Love stretches and encompasses. But, it also breaks. It’s not pure elastic. When it breaks, we repair it, carefully, over time. Sometimes. Those that choose to get back together are committed to that process. They are brave. But, unlike the rose-colored glasses worn in the early days, when it would seem that love was elastic, it is necessary for second-time arounders to recognize frailties, their own and their partners.
Don’t go back in unless you’re willing to own your part of the original split. Be sure that you understand what happened and what you need to do to change the patterns that led to the break-up. You don’t have to have all the answers. But, you should be seeing someone, or have a plan in place.

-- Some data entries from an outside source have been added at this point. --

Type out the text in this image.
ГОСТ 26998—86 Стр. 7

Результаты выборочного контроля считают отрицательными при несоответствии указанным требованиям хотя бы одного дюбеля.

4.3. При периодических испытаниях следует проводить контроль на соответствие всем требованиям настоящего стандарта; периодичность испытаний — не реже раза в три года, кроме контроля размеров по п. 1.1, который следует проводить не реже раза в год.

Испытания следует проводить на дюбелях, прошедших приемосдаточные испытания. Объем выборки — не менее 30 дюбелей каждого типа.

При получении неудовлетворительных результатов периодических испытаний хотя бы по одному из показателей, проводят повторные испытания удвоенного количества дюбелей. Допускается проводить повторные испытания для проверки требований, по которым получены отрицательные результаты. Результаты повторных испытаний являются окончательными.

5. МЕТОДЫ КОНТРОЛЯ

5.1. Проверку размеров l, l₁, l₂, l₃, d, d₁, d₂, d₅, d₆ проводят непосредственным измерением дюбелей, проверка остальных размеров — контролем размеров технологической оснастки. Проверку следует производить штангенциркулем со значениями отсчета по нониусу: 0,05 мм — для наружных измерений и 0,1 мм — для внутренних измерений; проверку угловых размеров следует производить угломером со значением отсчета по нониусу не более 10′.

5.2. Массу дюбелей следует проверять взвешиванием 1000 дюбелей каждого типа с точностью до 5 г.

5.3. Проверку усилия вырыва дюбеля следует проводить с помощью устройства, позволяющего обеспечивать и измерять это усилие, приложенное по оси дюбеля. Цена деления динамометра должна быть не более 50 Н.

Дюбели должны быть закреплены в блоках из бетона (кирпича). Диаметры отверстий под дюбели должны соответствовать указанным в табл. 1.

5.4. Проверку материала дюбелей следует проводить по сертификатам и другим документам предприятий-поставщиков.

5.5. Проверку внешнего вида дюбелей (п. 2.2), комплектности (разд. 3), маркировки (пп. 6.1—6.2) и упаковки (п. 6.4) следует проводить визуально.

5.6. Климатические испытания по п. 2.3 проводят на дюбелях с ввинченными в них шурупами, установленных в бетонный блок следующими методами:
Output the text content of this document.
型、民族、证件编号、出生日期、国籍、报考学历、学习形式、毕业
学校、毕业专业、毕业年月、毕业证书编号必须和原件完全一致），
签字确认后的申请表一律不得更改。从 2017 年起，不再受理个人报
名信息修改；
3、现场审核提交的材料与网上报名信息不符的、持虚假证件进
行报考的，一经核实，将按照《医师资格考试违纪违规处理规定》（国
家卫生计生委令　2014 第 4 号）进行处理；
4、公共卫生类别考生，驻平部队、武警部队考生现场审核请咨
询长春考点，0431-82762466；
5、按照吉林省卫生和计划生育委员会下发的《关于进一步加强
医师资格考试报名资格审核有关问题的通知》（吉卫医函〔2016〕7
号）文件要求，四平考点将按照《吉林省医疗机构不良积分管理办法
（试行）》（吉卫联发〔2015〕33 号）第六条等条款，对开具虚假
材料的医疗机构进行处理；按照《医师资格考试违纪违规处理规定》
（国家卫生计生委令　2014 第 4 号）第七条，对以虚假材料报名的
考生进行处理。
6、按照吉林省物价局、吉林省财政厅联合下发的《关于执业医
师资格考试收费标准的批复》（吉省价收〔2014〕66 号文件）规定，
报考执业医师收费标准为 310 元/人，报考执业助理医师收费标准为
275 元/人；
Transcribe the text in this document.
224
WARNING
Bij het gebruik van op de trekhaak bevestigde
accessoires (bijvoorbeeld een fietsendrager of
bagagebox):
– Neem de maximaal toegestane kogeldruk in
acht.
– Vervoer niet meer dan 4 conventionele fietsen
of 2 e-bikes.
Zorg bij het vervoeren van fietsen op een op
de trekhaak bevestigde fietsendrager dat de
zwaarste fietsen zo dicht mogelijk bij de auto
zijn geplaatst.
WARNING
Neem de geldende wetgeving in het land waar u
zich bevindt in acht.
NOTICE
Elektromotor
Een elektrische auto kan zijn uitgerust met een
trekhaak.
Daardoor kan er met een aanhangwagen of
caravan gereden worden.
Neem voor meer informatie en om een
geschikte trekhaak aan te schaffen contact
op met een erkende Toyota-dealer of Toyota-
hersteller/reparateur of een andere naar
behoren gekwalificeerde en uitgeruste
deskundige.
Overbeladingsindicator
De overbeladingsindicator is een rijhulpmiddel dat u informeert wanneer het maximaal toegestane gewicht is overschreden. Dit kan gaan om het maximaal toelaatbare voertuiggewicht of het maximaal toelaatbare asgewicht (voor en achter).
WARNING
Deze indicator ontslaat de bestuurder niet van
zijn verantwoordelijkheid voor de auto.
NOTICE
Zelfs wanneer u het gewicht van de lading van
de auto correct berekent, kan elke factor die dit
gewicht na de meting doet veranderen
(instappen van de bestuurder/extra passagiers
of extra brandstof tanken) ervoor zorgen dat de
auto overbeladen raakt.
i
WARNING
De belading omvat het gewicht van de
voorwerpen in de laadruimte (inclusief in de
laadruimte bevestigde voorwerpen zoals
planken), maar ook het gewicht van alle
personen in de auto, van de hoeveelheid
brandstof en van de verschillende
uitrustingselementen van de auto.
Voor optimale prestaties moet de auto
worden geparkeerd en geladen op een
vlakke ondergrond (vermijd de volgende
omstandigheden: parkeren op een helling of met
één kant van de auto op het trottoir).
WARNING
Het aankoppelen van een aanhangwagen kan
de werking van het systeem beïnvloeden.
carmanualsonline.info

And do not take the leap before addressing the biggies; that is medication and ongoing intervention for psychiatric conditions, addiction and abusive tendencies.
- If you are thinking of reconciling with your ex-, first reflect on some questions together in order to give yourselves the best chance at success.
- Ask yourselves what lead to your break up to begin with and have you both enlisted professional help in order to change those patterns?
- Do either of you have any active addictions, and if so, do not reconcile until there has been an extended period of sobriety.
“Are there untreated or inadequately-treated psychiatric disorders? If your loved one is unwilling to get appropriate treatment, that’s a deal-breaker. If his or her condition isn’t well-managed, make sure that’s handled before making any serious steps toward re-commitment.”